Here's the result of substituting R3=0 in our general formula:
> T1 := subs(R3=0,R);
R1 R4 R5 + R1 R4 R2 + R2 R4 R5 + R2 R1 R5
T1 := -----------------------------------------
R1 R4 + R1 R5 + R2 R4 + R2 R5
Here's the known formula for the simple series-parallel circuit:
> T2 := 1/(1/R1+1/R2)+1/(1/R4+1/R5);
1 1
T2 := ----------- + -----------
1 1 1 1
---- + ---- ---- + ----
R1 R2 R4 R5
It is difficult to see if they are the same. let's ask Maple to check for us:
> simplify(T1-T2);
0
Sure enough!
As another sanity check we can take R1=R2=R3=R4=R5. By symmetry we obviously have i3=0. Thus we see quickly R=R1. This is also the result given by our general formula.
This page was prepared from a Maple worksheet created in Maple V4.
Problem: A classic problem is to find the effective resistance of a network of 12 resistors arranged along the edges of a cube.

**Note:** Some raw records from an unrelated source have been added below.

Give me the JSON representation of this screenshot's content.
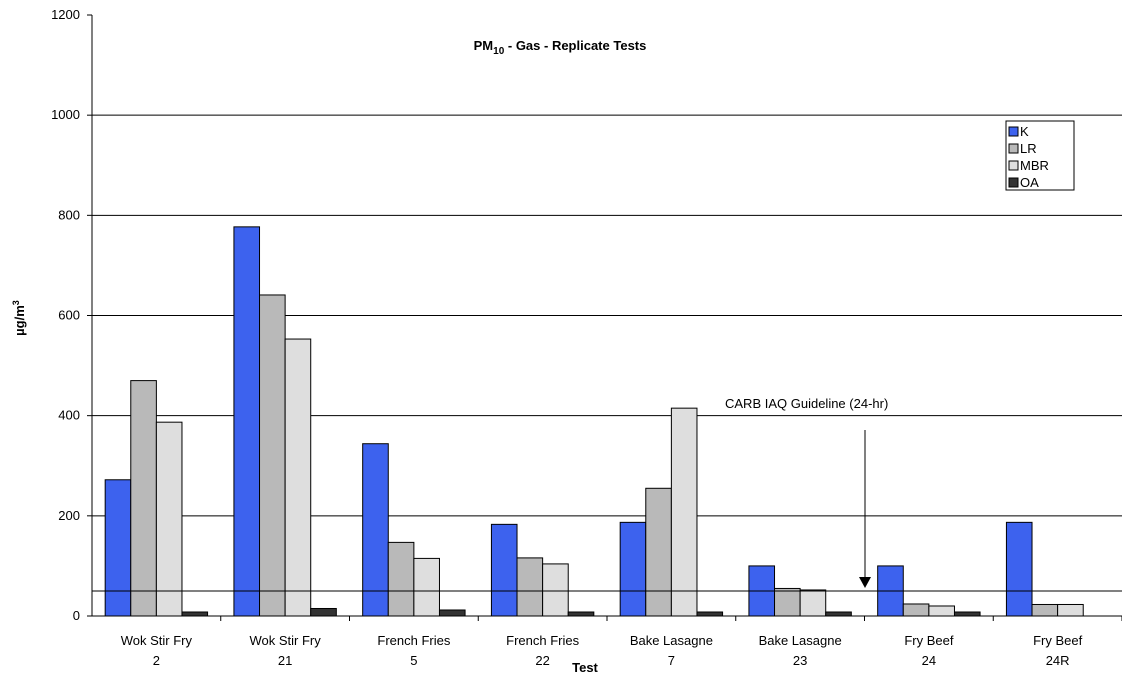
{
  "chart_data": {
    "type": "bar",
    "title": {
      "main": "PM",
      "sub": "10",
      "rest": " - Gas - Replicate Tests"
    },
    "y_label": {
      "main": "µg/m",
      "sup": "3"
    },
    "x_label": "Test",
    "categories": [
      [
        "Wok Stir Fry",
        "2"
      ],
      [
        "Wok Stir Fry",
        "21"
      ],
      [
        "French Fries",
        "5"
      ],
      [
        "French Fries",
        "22"
      ],
      [
        "Bake Lasagne",
        "7"
      ],
      [
        "Bake Lasagne",
        "23"
      ],
      [
        "Fry Beef",
        "24"
      ],
      [
        "Fry Beef",
        "24R"
      ]
    ],
    "series": [
      {
        "name": "K",
        "color": "#3d62ee",
        "values": [
          272,
          777,
          344,
          183,
          187,
          100,
          100,
          187
        ]
      },
      {
        "name": "LR",
        "color": "#b9b9b9",
        "values": [
          470,
          641,
          147,
          116,
          255,
          55,
          24,
          23
        ]
      },
      {
        "name": "MBR",
        "color": "#dedede",
        "values": [
          387,
          553,
          115,
          104,
          415,
          52,
          20,
          23
        ]
      },
      {
        "name": "OA",
        "color": "#333333",
        "values": [
          8,
          15,
          12,
          8,
          8,
          8,
          8,
          null
        ]
      }
    ],
    "ylim": [
      0,
      1200
    ],
    "yticks": [
      0,
      200,
      400,
      600,
      800,
      1000,
      1200
    ],
    "grid": true,
    "guideline": {
      "value": 50,
      "label": "CARB IAQ Guideline (24-hr)"
    },
    "legend": "upper right"
  }
}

Typically we want the resistance between two diametrically opposite vertices of the cube. The classical problem (for human consideration) has all the resistances equal, but Maple doesn't care. See if you can work it out (using Maple of course).